Rodríguez de Ledesma

Imagen de archivo del anestesista Manuel Montero Arias con un retrato de Rodríguez de Ledesma. /
Imagen de archivo del anestesista Manuel Montero Arias con un retrato de Rodríguez de Ledesma.
ÁNGELES REDONDO

El doctor Rodríguez de Ledesma, además de un prestigioso y conocido médico cacereño ya desaparecido, es el nombre de una de las principales avenidas de la ciudad.

En homenaje, esta vía que une el centro con algunos barrios de más o menos reciente construcción, recibe su nombre. Siguiendo el consejo de caminar más y conducir menos, me pateo esa calle a diario. Y hete aquí que las malas sensaciones me acompañan en el trayecto. En cada ida y venida, como una contadora de baldosas desgastadas me siento. No porque me guste esa tarea, sino por la necesidad de estar atenta, de bajar la mirada, para evitar cualquier inoportuno contratiempo. Caminar por un pavimento tan deteriorado entraña cierto peligro, agravado con la presencia de unos alcorques alrededor de los árboles que el paso del tiempo ha ido vaciando de tierra y convertido en peligrosas zanjas. De amables aceras para caminar a trampas inseguras.

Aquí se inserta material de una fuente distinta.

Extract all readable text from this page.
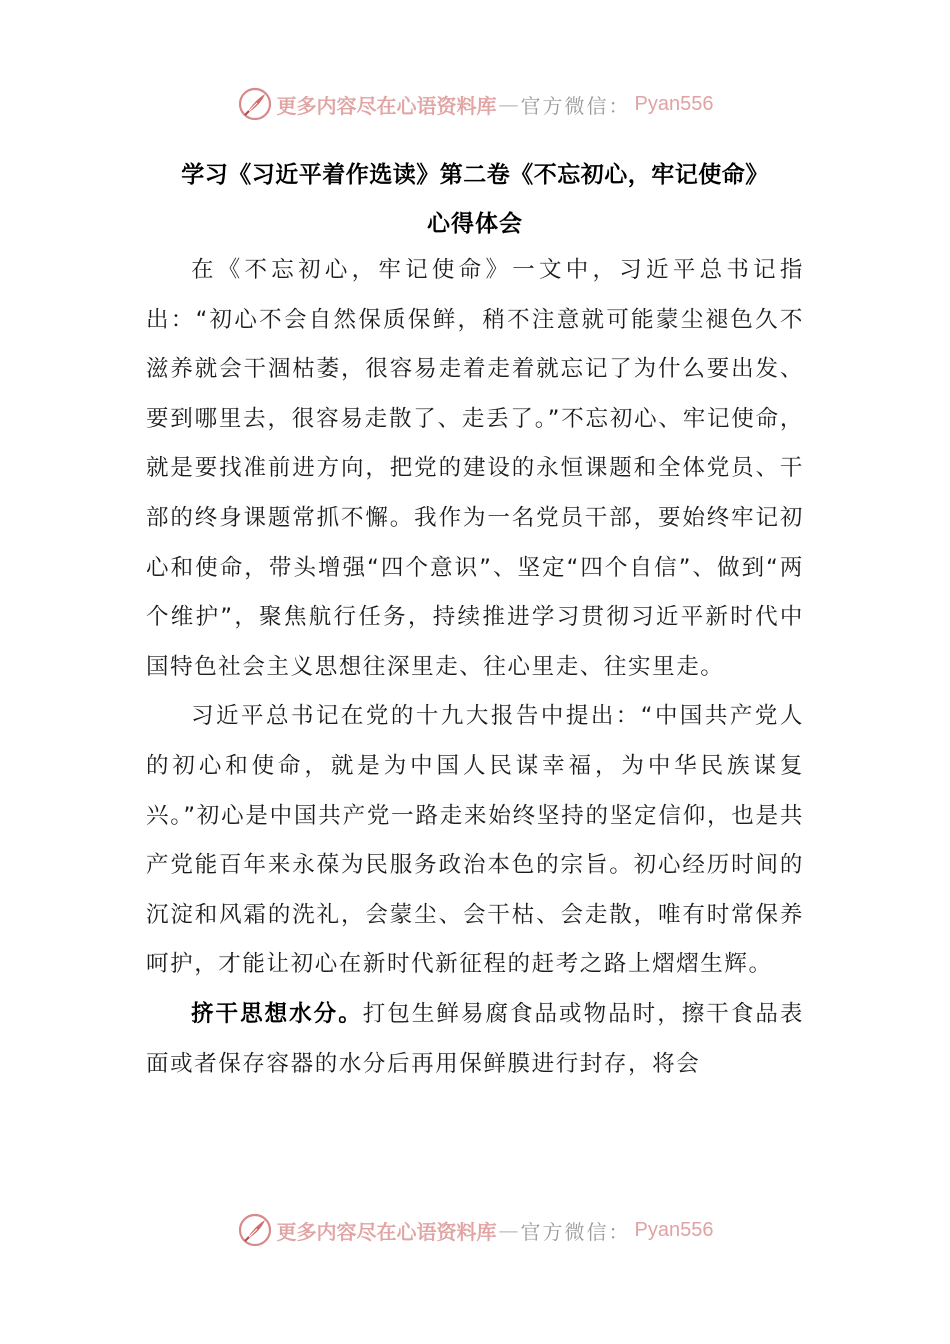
更多内容尽在心语资料库 — 官方微信： Pyan556
学习《习近平着作选读》第二卷《不忘初心，牢记使命》
心得体会

在《不忘初心，牢记使命》一文中，习近平总书记指出：“初心不会自然保质保鲜，稍不注意就可能蒙尘褪色久不滋养就会干涸枯萎，很容易走着走着就忘记了为什么要出发、要到哪里去，很容易走散了、走丢了。”不忘初心、牢记使命，就是要找准前进方向，把党的建设的永恒课题和全体党员、干部的终身课题常抓不懈。我作为一名党员干部，要始终牢记初心和使命，带头增强“四个意识”、坚定“四个自信”、做到“两个维护”，聚焦航行任务，持续推进学习贯彻习近平新时代中国特色社会主义思想往深里走、往心里走、往实里走。

习近平总书记在党的十九大报告中提出：“中国共产党人的初心和使命，就是为中国人民谋幸福，为中华民族谋复兴。”初心是中国共产党一路走来始终坚持的坚定信仰，也是共产党能百年来永葆为民服务政治本色的宗旨。初心经历时间的沉淀和风霜的洗礼，会蒙尘、会干枯、会走散，唯有时常保养呵护，才能让初心在新时代新征程的赶考之路上熠熠生辉。

挤干思想水分。打包生鲜易腐食品或物品时，擦干食品表面或者保存容器的水分后再用保鲜膜进行封存，将会

更多内容尽在心语资料库 — 官方微信： Pyan556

Así es el trayecto, enmarcado a ambos lados por las malas hierbas que se han apoderado de los espacios dedicados a jardín. En definitiva una avenida abandonada a su suerte. Y todo esto nos espera en una vía que, conocida como la Milla de Oro por el precio de las viviendas, da acceso a un Centro de Salud, a un Instituto de Enseñanza Secundaria, una Clínica Odontológica y varios centros de formación, además de a un parque, el Parque del Príncipe. Me pregunto cómo, con la maquinaria electoral activada hace meses, momento siempre propicio, no han reparado en tantos desperfectos, cómo no han reservado alguna partida para mejora y mantenimiento.

Y sobre todo cómo la calle dedicada a un médico con 'bisturí de plata', como le define Vaz-Romero en su libro 'Pedro Rodríguez de Ledesma, cirujano ejemplar', han dejado que se transforme en un itinerario de tercera división.